Do you ever find yourself wondering what other options are out there for someone with a Juris Doctor (J.D.) degree beyond working as an attorney for a law firm, business, government organization, or as a judicial clerk? You are not alone! While law schools often focus on preparing you to work in these types of jobs, there are also nontraditional opportunities that you could pursue. Some of these may require a little more work on your part to find, but taking the road less traveled does not have to be scary and is not necessarily impractical. Making your own way is possible by utilizing the resources and support you already have around you.
Post Graduate Legal Fellowships
Most people associate fellowships with the typical masters or doctoral program, but there are a number of paid fellowships for postgraduate law students looking to break into a special interest area of law. The advantage of legal fellowships is that they typically allow you to work in an area of your choosing. They are normally sponsored by a law firm and are setup to last for one to two years. Many of them are in in the public interest area, but if you have a specific interest you should begin researching sponsoring firms or organizations that align with that interest and create a list of potential opportunities. You can also check with your college or university’s office of graduate fellowships office for additional help with your search.
Whether a legal nonprofit organization like Earthjustice, a legal aid organization or a service-oriented nonprofit organization like the United Way or American Red Cross, the nonprofit route provides many options in both the legal and non-legal areas. Legal nonprofit organizations provide opportunities to work directly with clients and/or on a variety of legal issues. Service-oriented nonprofit organizations offer an even wider variety of jobs from general counsel to outreach and public relations. Opportunities can include anything from managing an organization to working in a specific area such finance/accounting, human resources, research, or event coordination.
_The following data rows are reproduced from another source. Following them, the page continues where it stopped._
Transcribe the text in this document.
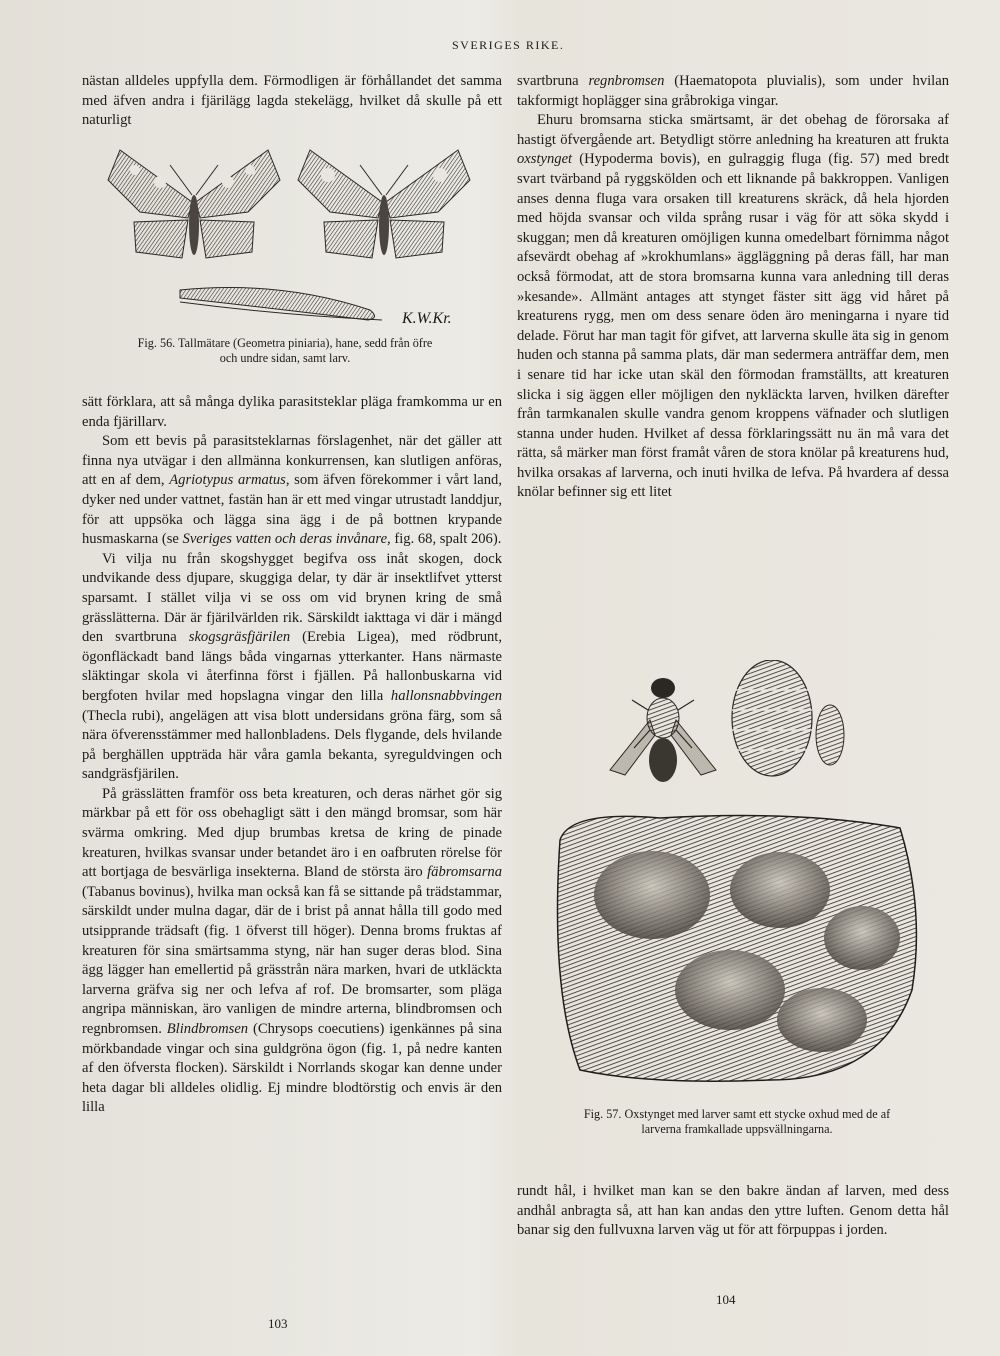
SVERIGES RIKE.

nästan alldeles uppfylla dem. Förmodligen är förhållandet det samma med äfven andra i fjärilägg lagda stekelägg, hvilket då skulle på ett naturligt

K.W.Kr.
Fig. 56. Tallmätare (Geometra piniaria), hane, sedd från öfre och undre sidan, samt larv.

sätt förklara, att så många dylika parasitsteklar pläga framkomma ur en enda fjärillarv.

Som ett bevis på parasitsteklarnas förslagenhet, när det gäller att finna nya utvägar i den allmänna konkurrensen, kan slutligen anföras, att en af dem, Agriotypus armatus, som äfven förekommer i vårt land, dyker ned under vattnet, fastän han är ett med vingar utrustadt landdjur, för att uppsöka och lägga sina ägg i de på bottnen krypande husmaskarna (se Sveriges vatten och deras invånare, fig. 68, spalt 206).

Vi vilja nu från skogshygget begifva oss inåt skogen, dock undvikande dess djupare, skuggiga delar, ty där är insektlifvet ytterst sparsamt. I stället vilja vi se oss om vid brynen kring de små grässlätterna. Där är fjärilvärlden rik. Särskildt iakttaga vi där i mängd den svartbruna skogsgräsfjärilen (Erebia Ligea), med rödbrunt, ögonfläckadt band längs båda vingarnas ytterkanter. Hans närmaste släktingar skola vi återfinna först i fjällen. På hallonbuskarna vid bergfoten hvilar med hopslagna vingar den lilla hallonsnabbvingen (Thecla rubi), angelägen att visa blott undersidans gröna färg, som så nära öfverensstämmer med hallonbladens. Dels flygande, dels hvilande på berghällen uppträda här våra gamla bekanta, syreguldvingen och sandgräsfjärilen.

På grässlätten framför oss beta kreaturen, och deras närhet gör sig märkbar på ett för oss obehagligt sätt i den mängd bromsar, som här svärma omkring. Med djup brumbas kretsa de kring de pinade kreaturen, hvilkas svansar under betandet äro i en oafbruten rörelse för att bortjaga de besvärliga insekterna. Bland de största äro fäbromsarna (Tabanus bovinus), hvilka man också kan få se sittande på trädstammar, särskildt under mulna dagar, där de i brist på annat hålla till godo med utsipprande trädsaft (fig. 1 öfverst till höger). Denna broms fruktas af kreaturen för sina smärtsamma styng, när han suger deras blod. Sina ägg lägger han emellertid på grässtrån nära marken, hvari de utkläckta larverna gräfva sig ner och lefva af rof. De bromsarter, som pläga angripa människan, äro vanligen de mindre arterna, blindbromsen och regnbromsen. Blindbromsen (Chrysops coecutiens) igenkännes på sina mörkbandade vingar och sina guldgröna ögon (fig. 1, på nedre kanten af den öfversta flocken). Särskildt i Norrlands skogar kan denne under heta dagar bli alldeles olidlig. Ej mindre blodtörstig och envis är den lilla

103

svartbruna regnbromsen (Haematopota pluvialis), som under hvilan takformigt hoplägger sina gråbrokiga vingar.

Ehuru bromsarna sticka smärtsamt, är det obehag de förorsaka af hastigt öfvergående art. Betydligt större anledning ha kreaturen att frukta oxstynget (Hypoderma bovis), en gulraggig fluga (fig. 57) med bredt svart tvärband på ryggskölden och ett liknande på bakkroppen. Vanligen anses denna fluga vara orsaken till kreaturens skräck, då hela hjorden med höjda svansar och vilda språng rusar i väg för att söka skydd i skuggan; men då kreaturen omöjligen kunna omedelbart förnimma något afsevärdt obehag af »krokhumlans» äggläggning på deras fäll, har man också förmodat, att de stora bromsarna kunna vara anledning till deras »kesande». Allmänt antages att stynget fäster sitt ägg vid håret på kreaturens rygg, men om dess senare öden äro meningarna i nyare tid delade. Förut har man tagit för gifvet, att larverna skulle äta sig in genom huden och stanna på samma plats, där man sedermera anträffar dem, men i senare tid har icke utan skäl den förmodan framställts, att kreaturen slicka i sig äggen eller möjligen den nykläckta larven, hvilken därefter från tarmkanalen skulle vandra genom kroppens väfnader och slutligen stanna under huden. Hvilket af dessa förklaringssätt nu än må vara det rätta, så märker man först framåt våren de stora knölar på kreaturens hud, hvilka orsakas af larverna, och inuti hvilka de lefva. På hvardera af dessa knölar befinner sig ett litet

Fig. 57. Oxstynget med larver samt ett stycke oxhud med de af larverna framkallade uppsvällningarna.

rundt hål, i hvilket man kan se den bakre ändan af larven, med dess andhål anbragta så, att han kan andas den yttre luften. Genom detta hål banar sig den fullvuxna larven väg ut för att förpuppas i jorden.

104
Job listings for these types of opportunities can often be found on-line, on both general, and specialized job sites or on an individual organization’s Web site. This type of work can be very rewarding, especially if you have a passion for the individuals or causes.
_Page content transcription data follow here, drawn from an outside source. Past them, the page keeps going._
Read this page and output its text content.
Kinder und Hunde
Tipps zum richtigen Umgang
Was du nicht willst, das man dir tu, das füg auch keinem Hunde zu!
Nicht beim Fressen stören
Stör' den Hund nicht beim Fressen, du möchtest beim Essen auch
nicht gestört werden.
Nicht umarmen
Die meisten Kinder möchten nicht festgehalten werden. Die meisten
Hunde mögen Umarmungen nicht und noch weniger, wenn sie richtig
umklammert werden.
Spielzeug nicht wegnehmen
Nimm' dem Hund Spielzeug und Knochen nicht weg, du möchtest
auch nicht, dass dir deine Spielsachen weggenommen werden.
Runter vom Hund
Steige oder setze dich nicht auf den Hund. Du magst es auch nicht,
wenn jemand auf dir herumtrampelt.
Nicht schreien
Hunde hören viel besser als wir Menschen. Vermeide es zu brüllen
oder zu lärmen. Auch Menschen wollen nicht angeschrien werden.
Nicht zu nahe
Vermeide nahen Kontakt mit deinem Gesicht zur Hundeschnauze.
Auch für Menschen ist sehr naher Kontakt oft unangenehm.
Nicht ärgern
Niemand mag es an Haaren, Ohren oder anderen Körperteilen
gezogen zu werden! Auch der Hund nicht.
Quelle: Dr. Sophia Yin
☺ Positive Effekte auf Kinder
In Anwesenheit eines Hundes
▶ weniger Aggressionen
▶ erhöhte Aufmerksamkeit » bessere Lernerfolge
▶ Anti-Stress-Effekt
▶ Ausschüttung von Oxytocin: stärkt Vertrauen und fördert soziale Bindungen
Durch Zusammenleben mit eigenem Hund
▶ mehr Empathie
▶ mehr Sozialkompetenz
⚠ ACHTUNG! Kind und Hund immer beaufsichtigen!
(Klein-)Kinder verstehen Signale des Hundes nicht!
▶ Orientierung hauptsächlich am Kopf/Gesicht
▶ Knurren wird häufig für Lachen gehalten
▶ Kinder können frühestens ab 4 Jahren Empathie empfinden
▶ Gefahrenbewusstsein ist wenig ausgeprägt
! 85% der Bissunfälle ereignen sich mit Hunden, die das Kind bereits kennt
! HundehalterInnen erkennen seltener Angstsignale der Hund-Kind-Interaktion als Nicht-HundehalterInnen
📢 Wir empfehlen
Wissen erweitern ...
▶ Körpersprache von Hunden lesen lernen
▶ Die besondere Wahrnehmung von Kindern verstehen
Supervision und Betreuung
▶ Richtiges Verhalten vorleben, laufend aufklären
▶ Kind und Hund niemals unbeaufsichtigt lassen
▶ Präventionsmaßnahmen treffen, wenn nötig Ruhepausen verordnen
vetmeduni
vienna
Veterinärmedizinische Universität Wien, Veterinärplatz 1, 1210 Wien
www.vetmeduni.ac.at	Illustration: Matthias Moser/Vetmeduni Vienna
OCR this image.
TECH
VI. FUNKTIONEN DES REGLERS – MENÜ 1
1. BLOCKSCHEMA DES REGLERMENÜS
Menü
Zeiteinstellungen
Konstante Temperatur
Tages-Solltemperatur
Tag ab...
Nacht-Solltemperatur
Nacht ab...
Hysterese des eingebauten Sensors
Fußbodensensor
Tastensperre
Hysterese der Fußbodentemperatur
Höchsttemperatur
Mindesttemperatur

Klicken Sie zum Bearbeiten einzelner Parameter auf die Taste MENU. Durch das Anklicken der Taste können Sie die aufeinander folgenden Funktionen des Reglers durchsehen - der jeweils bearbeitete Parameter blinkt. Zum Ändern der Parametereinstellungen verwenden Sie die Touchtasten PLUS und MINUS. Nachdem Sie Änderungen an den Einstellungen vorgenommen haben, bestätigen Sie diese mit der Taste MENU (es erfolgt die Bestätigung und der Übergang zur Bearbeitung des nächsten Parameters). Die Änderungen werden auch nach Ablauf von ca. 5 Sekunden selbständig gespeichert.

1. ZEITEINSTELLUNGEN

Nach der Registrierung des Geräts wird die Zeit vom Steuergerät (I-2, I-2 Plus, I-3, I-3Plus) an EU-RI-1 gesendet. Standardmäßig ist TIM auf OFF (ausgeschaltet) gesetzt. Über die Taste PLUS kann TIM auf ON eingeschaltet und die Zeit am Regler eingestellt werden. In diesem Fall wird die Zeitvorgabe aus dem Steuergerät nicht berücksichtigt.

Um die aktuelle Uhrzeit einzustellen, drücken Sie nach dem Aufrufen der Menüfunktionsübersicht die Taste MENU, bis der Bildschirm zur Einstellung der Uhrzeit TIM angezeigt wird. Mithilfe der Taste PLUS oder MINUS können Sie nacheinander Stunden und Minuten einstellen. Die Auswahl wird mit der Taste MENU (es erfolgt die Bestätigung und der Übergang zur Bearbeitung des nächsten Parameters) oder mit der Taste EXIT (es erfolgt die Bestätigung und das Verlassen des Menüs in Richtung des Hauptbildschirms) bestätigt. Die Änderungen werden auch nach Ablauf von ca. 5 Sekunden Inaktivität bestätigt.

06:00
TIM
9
Fundraising and Development
Often it slips the minds of students that there is an entire field of fundraising and development work that can benefit greatly from a legal perspective. This includes nonprofit organizations as well as colleges, universities, booster organizations, religious organizations, foundations, and philanthropies. Available work includes nontraditional opportunities for contract review, fundraising, sponsorship development, research, policy analysis, risk, fiscal responsibility, real estate and constituent services. These opportunities offer great flexibility in exercising legal knowledge and judgement and provide a chance to work in different cross-sectional areas. As with other nonprofit jobs, job listings can be found on job sites and organization Web sites.
No matter what you decide to do with your law degree, you will find that law permeates any area you might choose. So branch out, combine your search with your own interests, and look into areas you may have not considered. Also, do not forget to network, talk to people in positions that interest you, and take advantage of the resources to which you currently have access. Moreover, have fun and follow your passions!